Downloading & cleaning Gutenberg (filtered by language).
Two ways possible, using and building on a python utility from flauBERT:
python download.py -indir download_directory
Or this script. The latter creates directories zipfiles/
and files/
as well as the file links-zipfile.txt that contains the links to the sources.
./download.sh lang_code
The lang_code
can be 'fr', 'en', etc.
A script also from flauBERT using tools from kiasar, using NLTK to clean up licenses & endings.

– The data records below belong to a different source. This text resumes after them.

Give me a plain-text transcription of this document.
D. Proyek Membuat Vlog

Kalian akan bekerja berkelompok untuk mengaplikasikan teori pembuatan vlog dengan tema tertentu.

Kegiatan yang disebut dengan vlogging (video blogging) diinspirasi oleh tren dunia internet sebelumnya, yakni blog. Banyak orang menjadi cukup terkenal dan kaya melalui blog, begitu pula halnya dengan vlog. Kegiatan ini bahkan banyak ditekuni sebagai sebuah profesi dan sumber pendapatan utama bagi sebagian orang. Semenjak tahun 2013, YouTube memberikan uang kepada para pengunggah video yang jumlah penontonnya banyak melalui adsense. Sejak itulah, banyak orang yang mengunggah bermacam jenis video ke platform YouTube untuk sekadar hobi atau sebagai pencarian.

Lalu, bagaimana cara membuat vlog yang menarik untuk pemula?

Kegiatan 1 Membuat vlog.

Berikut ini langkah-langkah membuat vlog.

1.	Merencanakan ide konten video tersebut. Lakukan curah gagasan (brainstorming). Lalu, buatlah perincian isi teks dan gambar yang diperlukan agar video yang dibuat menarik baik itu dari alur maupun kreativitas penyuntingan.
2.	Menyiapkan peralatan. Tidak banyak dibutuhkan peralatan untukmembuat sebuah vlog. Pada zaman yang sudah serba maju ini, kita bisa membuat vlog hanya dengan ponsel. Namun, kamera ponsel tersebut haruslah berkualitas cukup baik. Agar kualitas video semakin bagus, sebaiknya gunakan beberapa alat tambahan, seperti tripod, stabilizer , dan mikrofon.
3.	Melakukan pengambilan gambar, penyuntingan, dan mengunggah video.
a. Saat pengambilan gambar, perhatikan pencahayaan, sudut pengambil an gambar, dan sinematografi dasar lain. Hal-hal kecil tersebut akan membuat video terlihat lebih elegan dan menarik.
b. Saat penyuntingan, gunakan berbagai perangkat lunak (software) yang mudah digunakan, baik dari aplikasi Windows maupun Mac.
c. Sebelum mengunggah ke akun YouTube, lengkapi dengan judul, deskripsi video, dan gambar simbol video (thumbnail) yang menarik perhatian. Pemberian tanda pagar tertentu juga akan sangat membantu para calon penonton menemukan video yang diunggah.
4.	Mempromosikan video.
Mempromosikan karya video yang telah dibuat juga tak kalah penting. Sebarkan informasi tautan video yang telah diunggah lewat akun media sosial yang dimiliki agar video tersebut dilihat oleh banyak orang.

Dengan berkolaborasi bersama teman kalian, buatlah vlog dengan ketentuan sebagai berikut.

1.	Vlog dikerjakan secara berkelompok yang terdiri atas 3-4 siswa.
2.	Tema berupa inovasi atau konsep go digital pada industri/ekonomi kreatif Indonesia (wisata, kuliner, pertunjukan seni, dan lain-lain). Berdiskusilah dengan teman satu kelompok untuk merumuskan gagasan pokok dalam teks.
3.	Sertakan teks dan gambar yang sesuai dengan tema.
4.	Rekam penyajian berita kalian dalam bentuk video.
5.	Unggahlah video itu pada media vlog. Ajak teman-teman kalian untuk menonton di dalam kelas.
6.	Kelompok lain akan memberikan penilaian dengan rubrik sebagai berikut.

python clean.py -indir download_directory -outdir clean_dir
$ python download.py --help
usage: download.py [-h] -indir INDIR [-lang LANG] [-update_url UPDATE_URL]
optional arguments:
-h, --help show this help message and exit
-indir INDIR Path to directory to save downloaded files
-lang LANG Language to download
-update_url UPDATE_URL
Choose to update book URLs if necessary (1/0)
$ python clean.py --help
usage: clean.py [-h] -indir INDIR -outdir OUTDIR [-json JSON]
optional arguments:
-h, --help show this help message and exit
-indir INDIR Path to directory to save downloaded files
-outdir OUTDIR Path to directory to save clean files
-json JSON Save file to json format or not (1/0)